Department of Medicine, Stanford University, Stanford, CA 94305, United States.
Department of Surgery, Veterans Affairs Palo Alto Health Care System, Palo Alto, CA 94304, United States.
J Am Med Inform Assoc. 2024 Apr 19;31(5):1051-1061. doi: 10.1093/jamia/ocae028.
Predictive models show promise in healthcare, but their successful deployment is challenging due to limited generalizability. Current external validation often focuses on model performance with restricted feature use from the original training data, lacking insights into their suitability at external sites. Our study introduces an innovative methodology for evaluating features during both the development phase and the validation, focusing on creating and validating predictive models for post-surgery patient outcomes with improved generalizability.
Electronic health records (EHRs) from 4 countries (United States, United Kingdom, Finland, and Korea) were mapped to the OMOP Common Data Model (CDM), 2008-2019. Machine learning (ML) models were developed to predict post-surgery prolonged opioid use (POU) risks using data collected 6 months before surgery. Both local and cross-site feature selection methods were applied in the development and external validation datasets. Models were developed using Observational Health Data Sciences and Informatics (OHDSI) tools and validated on separate patient cohorts.

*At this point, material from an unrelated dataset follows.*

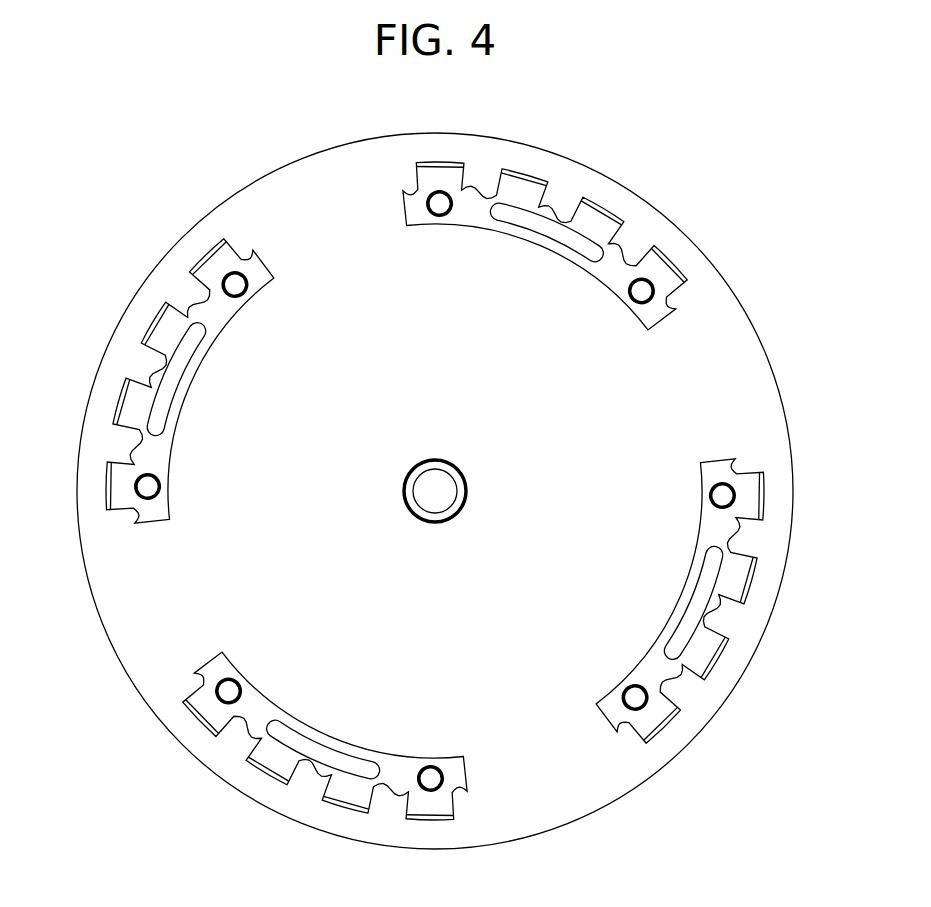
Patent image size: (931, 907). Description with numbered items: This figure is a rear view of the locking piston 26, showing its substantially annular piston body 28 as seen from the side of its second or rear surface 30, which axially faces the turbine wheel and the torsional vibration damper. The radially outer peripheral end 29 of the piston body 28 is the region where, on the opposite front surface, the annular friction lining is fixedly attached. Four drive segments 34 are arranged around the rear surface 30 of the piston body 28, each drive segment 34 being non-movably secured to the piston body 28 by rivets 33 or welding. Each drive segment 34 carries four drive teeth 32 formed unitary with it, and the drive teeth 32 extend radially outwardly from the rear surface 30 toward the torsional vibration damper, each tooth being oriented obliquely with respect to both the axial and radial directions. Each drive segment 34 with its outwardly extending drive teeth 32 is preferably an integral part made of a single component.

Model development included 41 929 patients, 14.6% with POU. The external validation included 31 932 (UK), 23 100 (US), 7295 (Korea), and 3934 (Finland) patients with POU of 44.2%, 22.0%, 15.8%, and 21.8%, respectively. The top-performing model, Lasso logistic regression, achieved an area under the receiver operating characteristic curve (AUROC) of 0.75 during local validation and 0.69 (SD = 0.02) (averaged) in external validation. Models trained with cross-site feature selection significantly outperformed those using only features from the development site through external validation (P < .05).
Using EHRs across four countries mapped to the OMOP CDM, we developed generalizable predictive models for POU. Our approach demonstrates the significant impact of cross-site feature selection in improving model performance, underscoring the importance of incorporating diverse feature sets from various clinical settings to enhance the generalizability and utility of predictive healthcare models.
预测模型在医疗保健领域具有广阔的应用前景,但由于其通用性有限,成功部署仍具有挑战性。目前的外部验证通常侧重于模型性能,仅使用原始训练数据中的受限特征,缺乏对其在外部站点适用性的深入了解。本研究引入了一种创新的方法,用于在开发阶段和验证阶段评估特征,重点是创建和验证具有更好通用性的术后患者结局预测模型。
将来自 4 个国家(美国、英国、芬兰和韩国)的电子健康记录(EHR)映射到 OMOP 通用数据模型(CDM),时间范围为 2008 年至 2019 年。使用手术前 6 个月收集的数据,采用机器学习(ML)模型预测术后长期阿片类药物使用(POU)风险。在开发和外部验证数据集上应用了本地和跨站点特征选择方法。使用观察性健康数据科学与信息学(OHDSI)工具开发模型,并在单独的患者队列上进行验证。
模型开发包括 41929 名患者,其中 14.6%存在 POU。外部验证包括 31932 名(英国)、23100 名(美国)、7295 名(韩国)和 3934 名(芬兰)POU 患者,POU 发生率分别为 44.2%、22.0%、15.8%和 21.8%。表现最佳的模型为 Lasso 逻辑回归模型,其在本地验证中的 AUC 为 0.75,在外部验证中(平均值)为 0.69(SD=0.02)。通过外部验证,使用跨站点特征选择训练的模型明显优于仅使用开发站点特征的模型(P<0.05)。
使用映射到 OMOP CDM 的来自 4 个国家的 EHR,我们开发了具有通用性的 POU 预测模型。我们的方法证明了跨站点特征选择在提高模型性能方面的重要作用,强调了从各种临床环境中纳入多样化特征集的重要性,以增强预测性医疗保健模型的通用性和实用性。